Kevin Stevens presenting a Dragon 64 computer to Gareth Tuttiett outside the Dragon Data plant in Port Talbot, Wales. (1983-84)
64.) Hydra Dragon
The Dragon 32, released in August of 1982 by Dragon Data, is one of only two Welsh computers ever made. (The other being the Dragon 64, released in 1983.) It is very weak, with a Motorola 6809E CPU crawling at 0.89MHz (890KHz), which is completely outclassed by other computers on the market at the time. The Dragon 32 and Dragon 64 are identical systems, except in RAM; the Dragon 32 has 32KB RAM, and the Dragon 64 has 64KB RAM.
Compared to the ZX Spectrum and BBC Micro, the only thing the Dragon has over them is a lower price point.
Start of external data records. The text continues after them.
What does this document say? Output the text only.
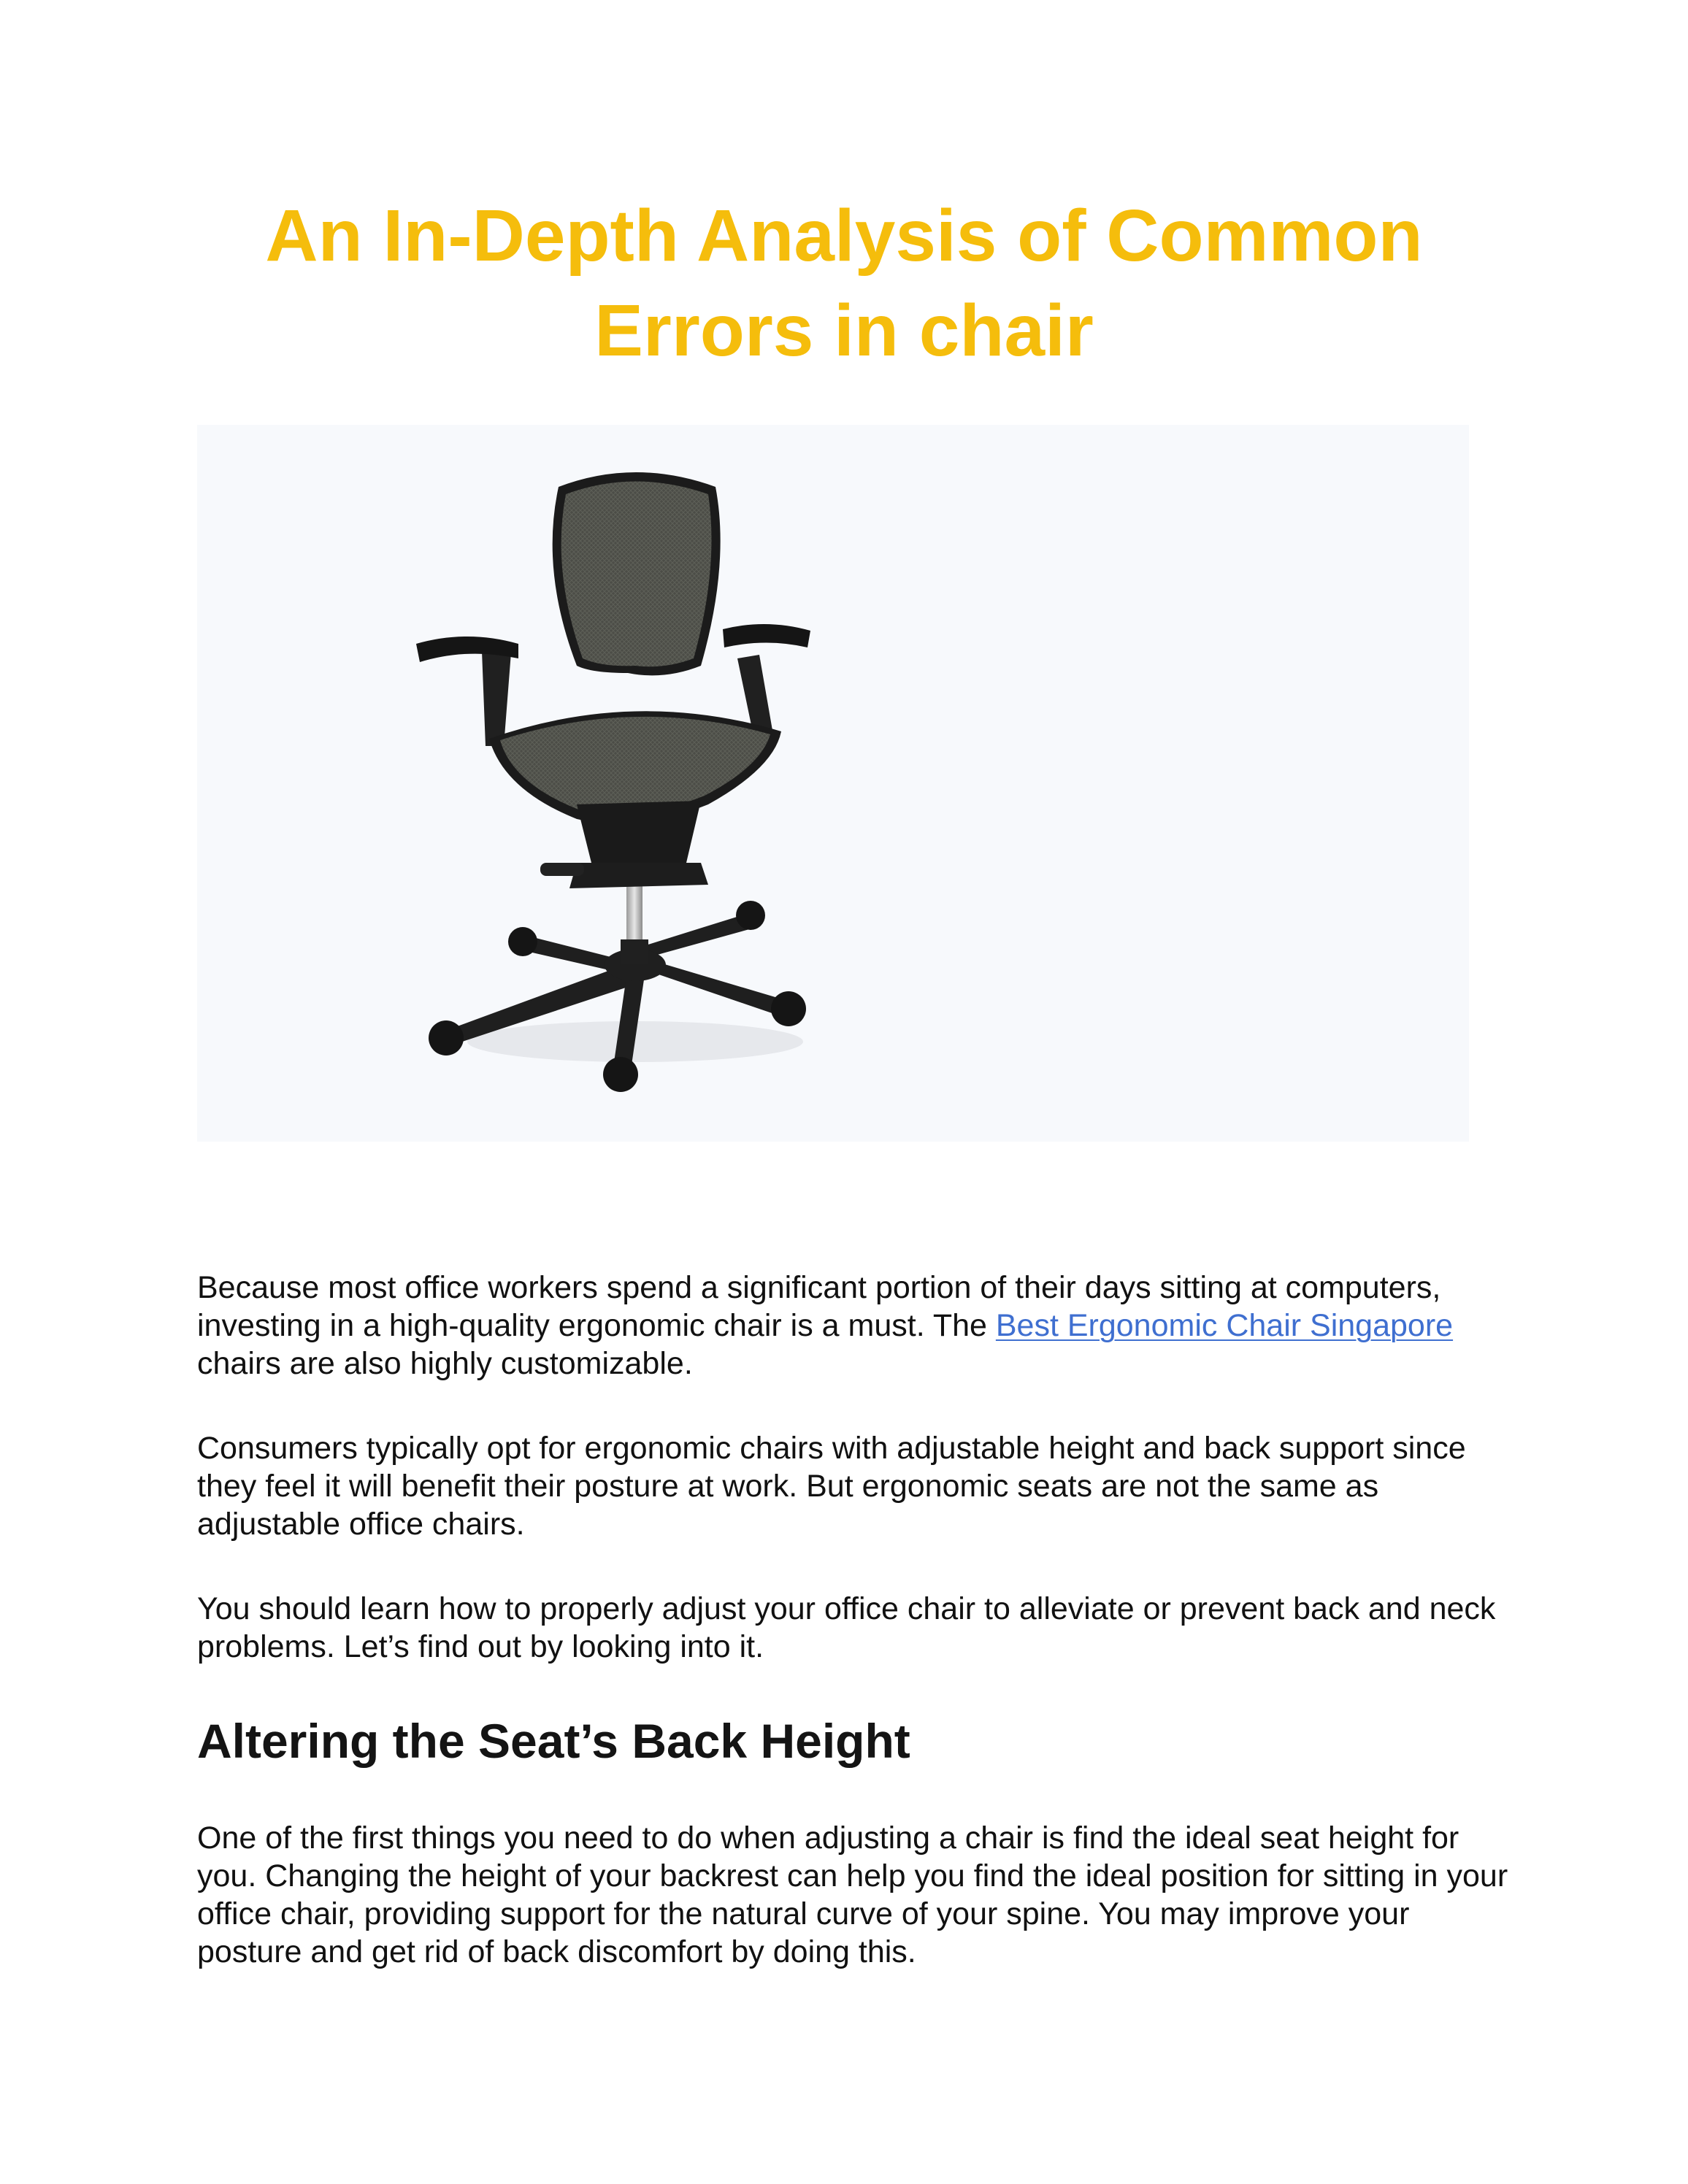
An In-Depth Analysis of Common
Errors in chair

Because most office workers spend a significant portion of their days sitting at computers, investing in a high-quality ergonomic chair is a must. The Best Ergonomic Chair Singapore chairs are also highly customizable.

Consumers typically opt for ergonomic chairs with adjustable height and back support since they feel it will benefit their posture at work. But ergonomic seats are not the same as adjustable office chairs.

You should learn how to properly adjust your office chair to alleviate or prevent back and neck problems. Let’s find out by looking into it.

Altering the Seat’s Back Height

One of the first things you need to do when adjusting a chair is find the ideal seat height for you. Changing the height of your backrest can help you find the ideal position for sitting in your office chair, providing support for the natural curve of your spine. You may improve your posture and get rid of back discomfort by doing this.
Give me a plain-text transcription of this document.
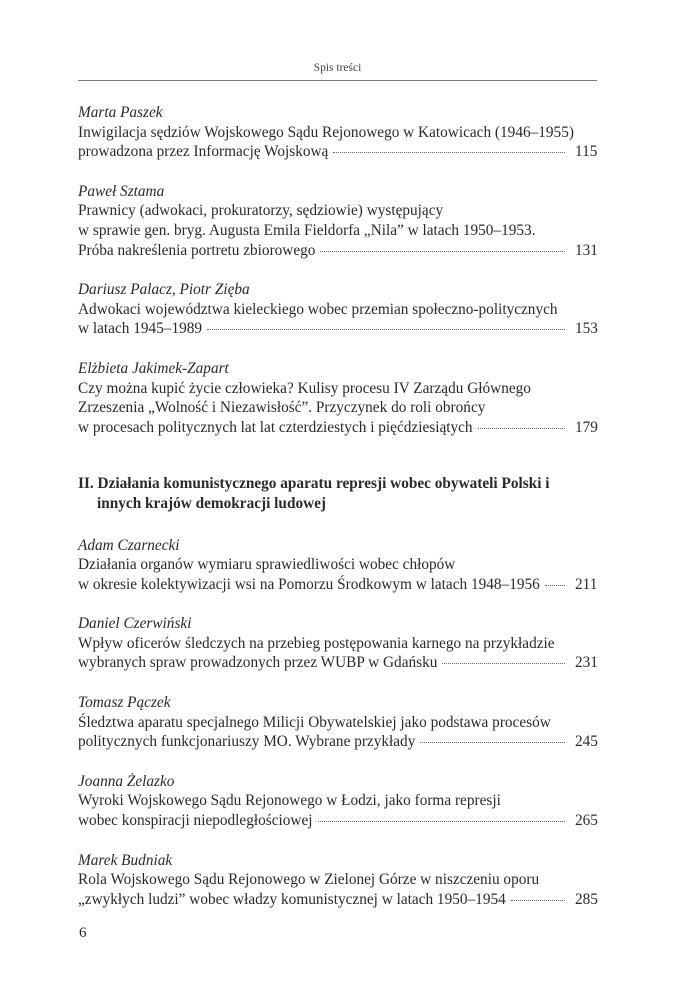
Spis treści
Marta Paszek
Inwigilacja sędziów Wojskowego Sądu Rejonowego w Katowicach (1946–1955)
prowadzona przez Informację Wojskową	115
Paweł Sztama
Prawnicy (adwokaci, prokuratorzy, sędziowie) występujący
w sprawie gen. bryg. Augusta Emila Fieldorfa „Nila” w latach 1950–1953.
Próba nakreślenia portretu zbiorowego	131
Dariusz Palacz, Piotr Zięba
Adwokaci województwa kieleckiego wobec przemian społeczno-politycznych
w latach 1945–1989	153
Elżbieta Jakimek-Zapart
Czy można kupić życie człowieka? Kulisy procesu IV Zarządu Głównego
Zrzeszenia „Wolność i Niezawisłość”. Przyczynek do roli obrońcy
w procesach politycznych lat lat czterdziestych i pięćdziesiątych	179
II. Działania komunistycznego aparatu represji wobec obywateli Polski i innych krajów demokracji ludowej
Adam Czarnecki
Działania organów wymiaru sprawiedliwości wobec chłopów
w okresie kolektywizacji wsi na Pomorzu Środkowym w latach 1948–1956 211
Daniel Czerwiński
Wpływ oficerów śledczych na przebieg postępowania karnego na przykładzie
wybranych spraw prowadzonych przez WUBP w Gdańsku	231
Tomasz Pączek
Śledztwa aparatu specjalnego Milicji Obywatelskiej jako podstawa procesów
politycznych funkcjonariuszy MO. Wybrane przykłady	245
Joanna Żelazko
Wyroki Wojskowego Sądu Rejonowego w Łodzi, jako forma represji
wobec konspiracji niepodległościowej	265
Marek Budniak
Rola Wojskowego Sądu Rejonowego w Zielonej Górze w niszczeniu oporu
„zwykłych ludzi” wobec władzy komunistycznej w latach 1950–1954	285
6
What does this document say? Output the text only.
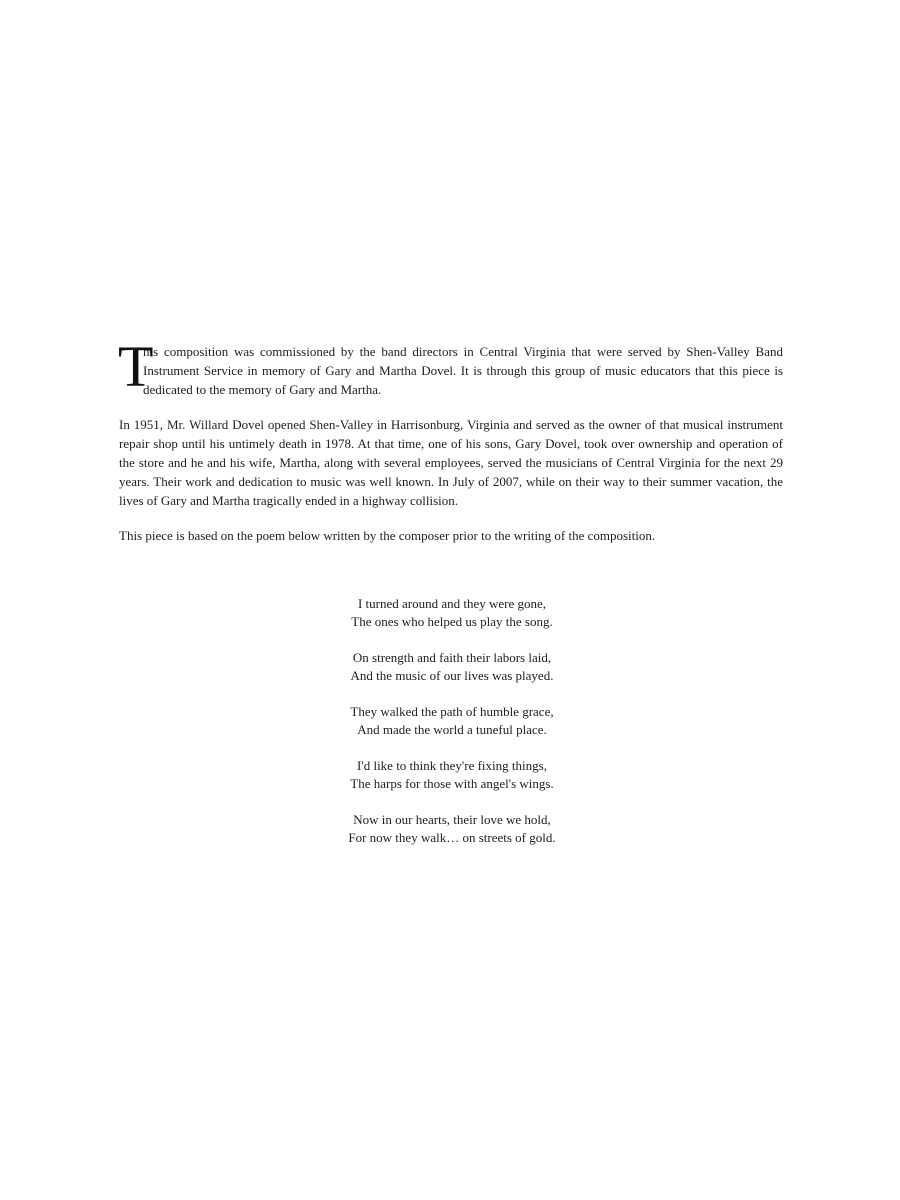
T
his composition was commissioned by the band directors in Central Virginia that were served by Shen-Valley Band Instrument Service in memory of Gary and Martha Dovel. It is through this group of music educators that this piece is dedicated to the memory of Gary and Martha.

In 1951, Mr. Willard Dovel opened Shen-Valley in Harrisonburg, Virginia and served as the owner of that musical instrument repair shop until his untimely death in 1978. At that time, one of his sons, Gary Dovel, took over ownership and operation of the store and he and his wife, Martha, along with several employees, served the musicians of Central Virginia for the next 29 years. Their work and dedication to music was well known. In July of 2007, while on their way to their summer vacation, the lives of Gary and Martha tragically ended in a highway collision.

This piece is based on the poem below written by the composer prior to the writing of the composition.

I turned around and they were gone,
The ones who helped us play the song.

On strength and faith their labors laid,
And the music of our lives was played.

They walked the path of humble grace,
And made the world a tuneful place.

I'd like to think they're fixing things,
The harps for those with angel's wings.

Now in our hearts, their love we hold,
For now they walk… on streets of gold.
When it comes to gaming, the Dragon has terrible graphical capabilities. When it comes to educational and word processing work, the Dragon has the inability to handle lowercase characters. Some programs have hacks to get around this, but you really shouldn't need to make software workarounds just so you can have lowercase letters.
Unsurprisingly, in April of 1984, Dragon Data collapsed into itself. Their flagship computer systems were underpowered boxes that could not compete with the rest of the market. However, many enterprising fans (the computer has fans?!) have made their own hardware mods for the Dragon 64, which includes shoving in a new Memory Management Unit to handle up to 512KB of RAM, as well as adding in support for peripherals from the BBC Micro, and even a port of OS-9 to the platform.
Well, I did it! Here's my 29yr old Dragon 64, brought at least a little closer to the 21st century. On the right you'll see a HxC floppy emulator, attached to a DragonDos cartridge - my Dragon now thinks the 4G SD card is a floppy disk. It's running WIMP, and the Tandy mouse is the finishing touch.